Он спустился вниз, но тут дверь опять распахнулась, и в участок ввалился в облаке морозного пара отец Серафим Свиноредский. Сзади проскользнул дьякон с крестом и иконами, завернутыми в покров.
– Пристав-то где? – спросил священник у судейского. – Скажите ему, что я с дьяконом пришел славить.
– Какие же дары принесли вы, батюшка?
– Святые, охальник! – огрызнулся поп. – Живо зови пристава.
Полицейский участок в жизни российской всегда был местом особенным, туда даже Христа славить по доброй воле никто не заходил. Исключение составляли те, кому это было положено по долгу службы, а именно священники и дьяконы ближайших к участкам церквей. В Полюстрово такой церковью была деревянная церквуха во имя Сретения Господня на Варваринской улице. Обойдя пивоваренный завод «Новая Бавария», отец Серафим Свиноредский и дьякон Семен Верзилов явились в участок, уже не очень твердо держась на ногах.

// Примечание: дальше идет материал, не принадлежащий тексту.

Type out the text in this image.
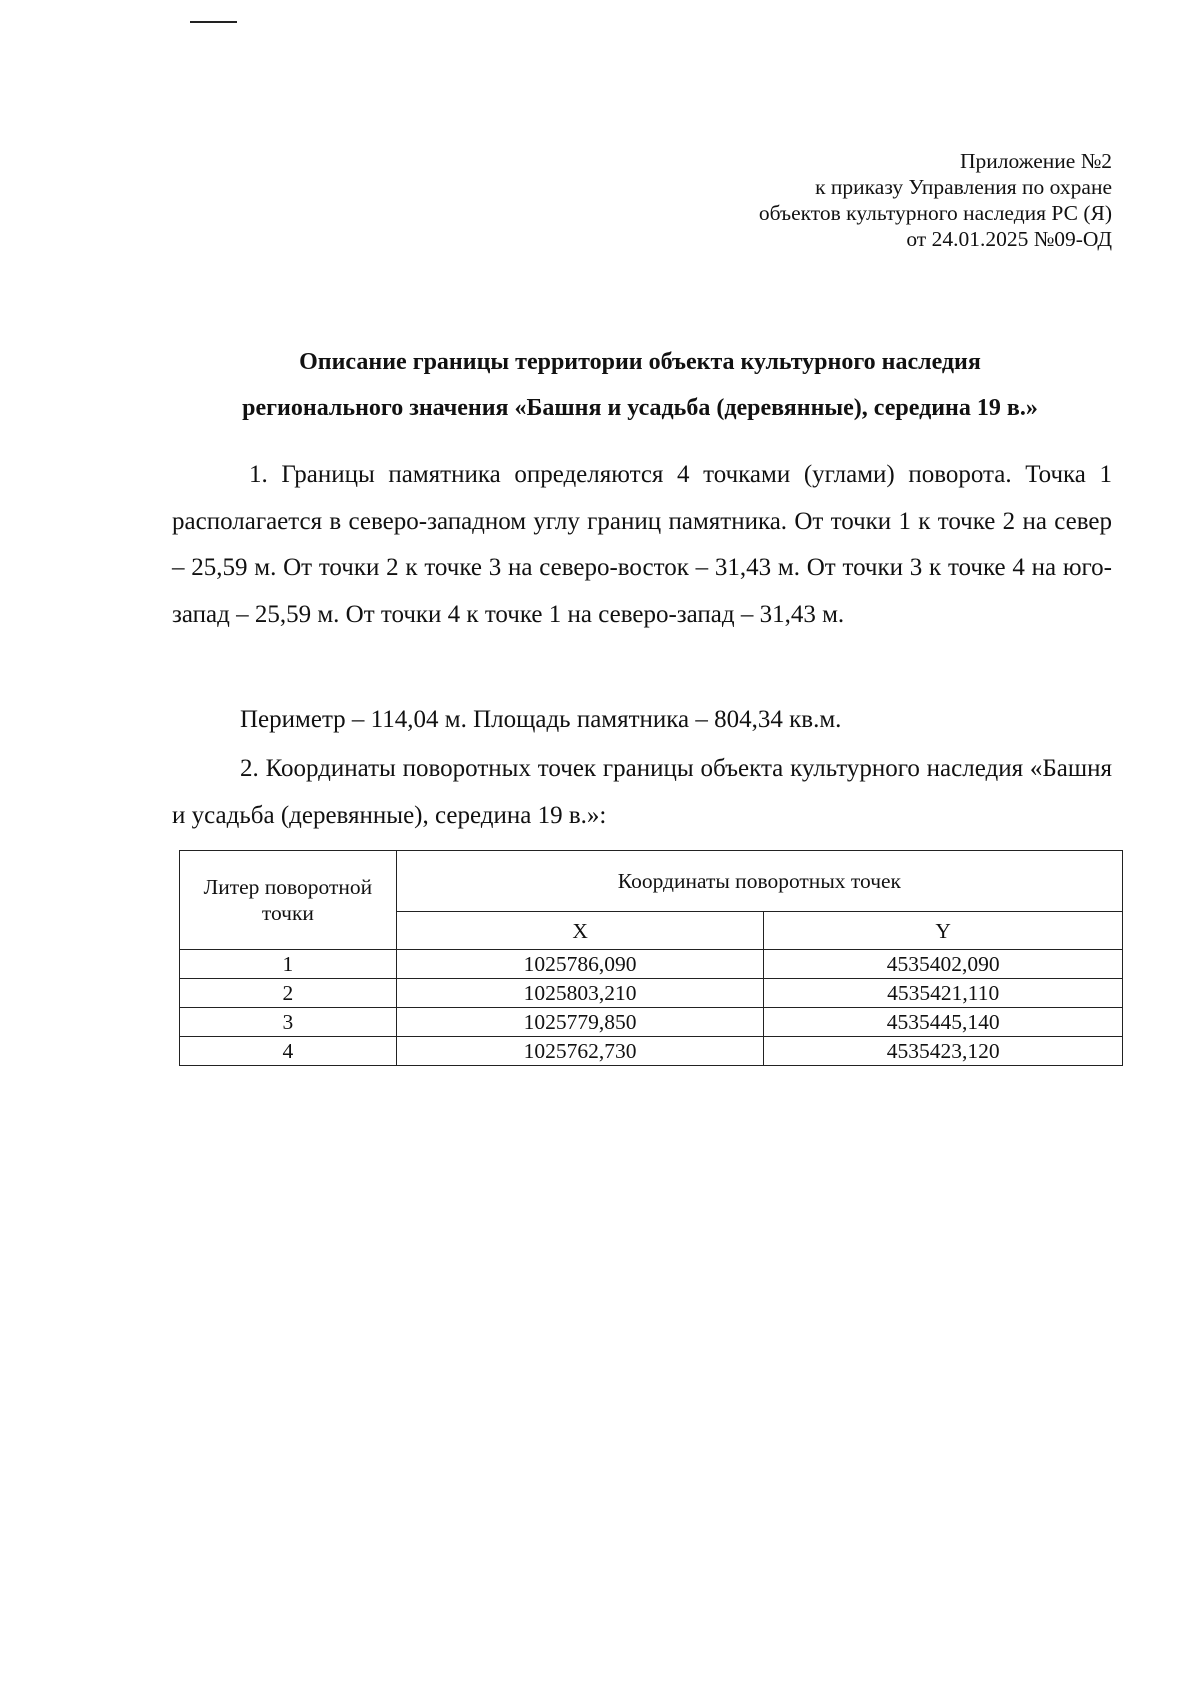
Приложение №2
к приказу Управления по охране
объектов культурного наследия РС (Я)
от 24.01.2025 №09-ОД
Описание границы территории объекта культурного наследия
регионального значения «Башня и усадьба (деревянные), середина 19 в.»

1. Границы памятника определяются 4 точками (углами) поворота. Точка 1 располагается в северо-западном углу границ памятника. От точки 1 к точке 2 на север – 25,59 м. От точки 2 к точке 3 на северо-восток – 31,43 м. От точки 3 к точке 4 на юго-запад – 25,59 м. От точки 4 к точке 1 на северо-запад – 31,43 м.

Периметр – 114,04 м. Площадь памятника – 804,34 кв.м.

2. Координаты поворотных точек границы объекта культурного наследия «Башня и усадьба (деревянные), середина 19 в.»:

Литер поворотной точки	Координаты поворотных точек	
	X	Y
1	1025786,090	4535402,090
2	1025803,210	4535421,110
3	1025779,850	4535445,140
4	1025762,730	4535423,120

Заслышав знакомые голоса, пристав сам вышел навстречу отцу Серафиму и подошел под благословение.
– Нефедьев-то где? – спросил священник. – За елкой ушел? А как же вы тут-то? Надо бы табурет какой. Да нет же! Иконы и дьякон подержит. Под меня. «Бавария», понимаете, подкосила, – объяснил фальцетом батюшка приставу. – На канатной-то мануфактуре басурманин управляющий, полушки от него не дождешься, а на Охтинской и того чище, вот уже третий год на «Баварии» все и заканчивается. Там хотя и тоже басурмане, но наши обычаи чтят. Мы же с нею почитай почти на одной улице, нам сам Бог туда ходить велел.
Они отслужили положенное внизу, окурили казарму городовых, арестантскую, дежурную, кабинет пристава и канцелярию, и, даже не заглядывая на кухню, с трудом полезли по лестнице на второй этаж, где, как они знали, их ждало праздничное угощение.
– Чего не начинаем? – спросил отец Серафим, благословив всех в столовой.
– Братца ждем, – сказал судейский, спеша занять свое место. – Навизитничался в зюзю, наверное, вот и не едет.